This repository implement models described in recent computer vision literature, with a focus on a simple classification task with a classical dataset (MNIST). Three base models are explored: Spatial transformer networks, vision transformers, and SpinalNets. We also implement new variations for two of three of these models, by replacing standard convolutional layers by CoordConv layers.
- Spatial transformer networks (STN)
- Spatial transformer networks + CoordConv layers
- Vision transformers
- SpinalNet
- SpinalNet + STN + CoordConv layers
A complete run of the experiments together with results, comments and references are available in MNIST_benchmarks.ipynb
. These can also be reproduced in the following Colab notebook:
A standalone script
is also provided to reproduce the experiments. A few dependencies are necessary and listed in requirements.txt
usage: [-h] [--device {gpu,cpu}] [--workers WORKERS]
[--bs BS] [--maxepochs MAX_EPOCHS]
[--patience PATIENCE] [--mindelta MIN_DELTA]
[--model {stn,stncoordconv,vit,spinal,spinalstn}]
[--localization] [--lr LR] [--logs LOGPATH]
optional arguments:
-h, --help show this help message and exit
--device {gpu,cpu} Device on which to run the experiments. (default: cpu)
--workers WORKERS Number of workers for dataloaders. (default: 2)

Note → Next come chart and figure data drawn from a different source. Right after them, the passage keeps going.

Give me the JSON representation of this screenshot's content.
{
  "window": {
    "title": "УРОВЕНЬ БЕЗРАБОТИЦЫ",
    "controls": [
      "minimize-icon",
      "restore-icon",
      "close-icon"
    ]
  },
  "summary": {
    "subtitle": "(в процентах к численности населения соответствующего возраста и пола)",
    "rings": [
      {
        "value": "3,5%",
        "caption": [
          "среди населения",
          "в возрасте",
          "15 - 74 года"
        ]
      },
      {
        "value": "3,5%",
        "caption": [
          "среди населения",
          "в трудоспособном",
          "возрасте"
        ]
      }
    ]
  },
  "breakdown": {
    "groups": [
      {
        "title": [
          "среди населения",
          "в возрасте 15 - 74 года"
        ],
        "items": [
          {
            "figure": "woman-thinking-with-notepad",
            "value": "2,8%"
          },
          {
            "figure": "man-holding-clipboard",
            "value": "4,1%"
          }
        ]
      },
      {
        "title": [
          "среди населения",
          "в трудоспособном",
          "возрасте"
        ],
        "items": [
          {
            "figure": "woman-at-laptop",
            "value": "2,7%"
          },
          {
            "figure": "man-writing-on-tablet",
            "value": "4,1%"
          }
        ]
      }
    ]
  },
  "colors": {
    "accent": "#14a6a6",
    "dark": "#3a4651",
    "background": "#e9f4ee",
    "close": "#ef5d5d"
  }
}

--bs BS Batch size. (default: 64)
--maxepochs MAX_EPOCHS
Maximum number of epochs to run the experiment for.
(default: 20)
--patience PATIENCE Number of epochs with no improvement before triggering
early stopping. (default: 5)
--mindelta MIN_DELTA Required improvement in the validation loss for early
stopping. (default: 0.005)
--model {stn,stncoordconv,vit,spinal,spinalstn}
Type of model to train. (default: stn)
--localization Whether to use CoordConv in the localization network.
(default: False)
--lr LR Learning rate for SGD. (default: 0.01)
--logs LOGPATH Directory to store tensorboard logs. (default: logs/)
Tensorboard is used to save the training and validation logs and metrics. By default, the logs are saved in logs/
. To launch tensorboard, use the following line. More details on tensorboard are found here:
tensorboard --logdir=logs/ --port <port> --host <host>